L'échéance arrive à son terme. Sous les dehors d'une employée appliquée, j'étais sensée séduire le directeur, gagner sa confiance et saboter la compagnie en livrant des informations confidentielles aux entreprises concurrentes. Au lieu de cela, j'ai sympathisé avec mes collègues, et je me suis contentée de faire ce qu'on me demandait, c'est-à-dire organiser les rendez-vous, planifier les déplacements, rédiger le courrier.
Quel changement! Ne pas dissimuler, ne pas mentir. Ne pas être responsable de catastrophes. Quel précieux sentiment que la sérénité... De plus, j'ai découvert la signification du mot «amitié». Des voisins, des collègues et des proches de ceux-ci, côtoyés à des réceptions ou à des soirées privées, me témoignent un intérêt que je peux sincèrement leur rendre, sans calcul, sans autre intention que de partager des moments agréables.
Pour la première fois de ma vie, j'ai envie de faire le bien — en tout cas, je refuse de faire le mal. Il me faudra affronter Le Patron. De toutes façons, je dois quitter mon poste actuel et Lui rendre des comptes. Ensuite, le protocole veut que je patiente jusqu'à ce qu'Il me confie mon prochain contrat. Cependant, je doute de cette partie-là du programme.
Quelques jours avant qu'expire ma mission en cours, je sollicite un entretien avec Lui. Je m'habille de mon mieux, choisissant un élégant tailleur jupe. Mon but n'est pas de Lui plaire: je veux L'influencer. Dans ce domaine, je m'y connais. Par ailleurs, j'ai collaboré longtemps avec Lui, et je travaille bien. Il se peut que cela joue en ma faveur. Je développe un argumentaire autour de mes loyaux services, de ma motivation disparue, de la nécessité de laisser la place à des idées plus contemporaines. Je mentionne aussi l'échec de ma mission actuelle, preuve indiscutable qu'Il doit m'exclure de l'équipe. Au terme d'un pénible après-midi passé dans un de Ses bureaux, contre toute attente, Il accepte.
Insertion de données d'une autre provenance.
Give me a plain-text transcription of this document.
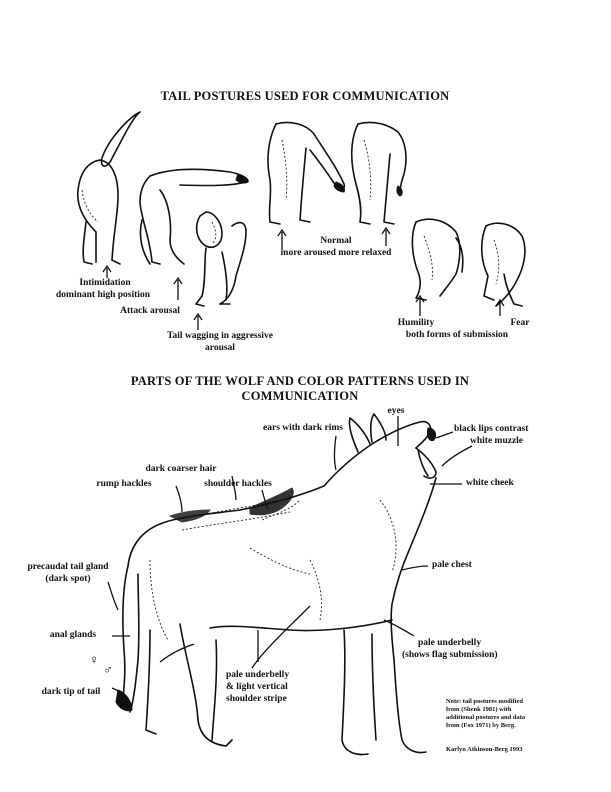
TAIL POSTURES USED FOR COMMUNICATION
Intimidation
dominant high position
Attack arousal
Tail wagging in aggressive
arousal
Normal
more aroused more relaxed
Humility
both forms of submission
Fear
PARTS OF THE WOLF AND COLOR PATTERNS USED IN
COMMUNICATION
eyes
ears with dark rims	black lips contrast
white muzzle
dark coarser hair
rump hackles	shoulder hackles	white cheek
precaudal tail gland
(dark spot)
pale chest
anal glands
pale underbelly
(shows flag submission)
♀
♂
dark tip of tail
pale underbelly
& light vertical
shoulder stripe	Note: tail postures modified
from (Shenk 1981) with
additional postures and data
from (Fox 1971) by Berg.
Karlyn Atkinson-Berg 1993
Comment aurais-je pu savoir que le premier mandat de mon remplaçant serait de m'éliminer? Je suppose qu'en cessant de répandre le mal, j'ai également arrêté de le suspecter. J'écris depuis mon lit d'hôpital. Ma main se fatigue. Une douleur atroce a élu domicile dans mon ventre. Le cancer qui me ronge en a bientôt fini avec moi.
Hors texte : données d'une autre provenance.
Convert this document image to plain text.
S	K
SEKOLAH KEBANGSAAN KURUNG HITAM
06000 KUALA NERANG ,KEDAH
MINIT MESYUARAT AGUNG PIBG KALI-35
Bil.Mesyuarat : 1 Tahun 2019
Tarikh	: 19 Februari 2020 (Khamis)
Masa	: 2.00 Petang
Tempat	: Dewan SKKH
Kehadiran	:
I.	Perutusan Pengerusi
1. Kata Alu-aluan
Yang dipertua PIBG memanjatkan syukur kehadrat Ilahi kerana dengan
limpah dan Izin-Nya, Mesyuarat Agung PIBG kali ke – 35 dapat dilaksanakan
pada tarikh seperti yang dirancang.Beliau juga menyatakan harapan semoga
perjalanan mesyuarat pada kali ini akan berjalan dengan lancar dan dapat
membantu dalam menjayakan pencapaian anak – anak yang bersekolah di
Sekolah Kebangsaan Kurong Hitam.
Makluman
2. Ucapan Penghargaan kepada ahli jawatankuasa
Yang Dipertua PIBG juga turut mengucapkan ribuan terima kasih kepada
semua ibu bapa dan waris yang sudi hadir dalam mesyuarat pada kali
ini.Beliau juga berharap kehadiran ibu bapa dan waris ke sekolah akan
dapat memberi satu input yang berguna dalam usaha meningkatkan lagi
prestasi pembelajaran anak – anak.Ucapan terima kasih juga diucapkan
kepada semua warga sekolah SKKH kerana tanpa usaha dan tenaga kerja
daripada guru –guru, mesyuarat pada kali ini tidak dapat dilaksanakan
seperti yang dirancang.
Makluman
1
Mes amis sont là, rassemblés pour mon euthanasie dans une chambre qui peut à peine les contenir tous. Certains ont apporté des fleurs, d'autres jouent une musique paisible. Ils ne sauront jamais combien de gens j'ai conduits au crime, combien de maladies j'ai répandues, combien d'inondations, de tornades, détruisant des milliers de vies. Ils ne connaîtront ni mon âge réel, ni mon apparence d'origine.
Je ne pensais pas vivre si peu de jours affranchie de la Bête, mais quand je vois les sourires affectueux de ceux qui m'entourent, je ne regrette pas mon choix, pas une seule seconde.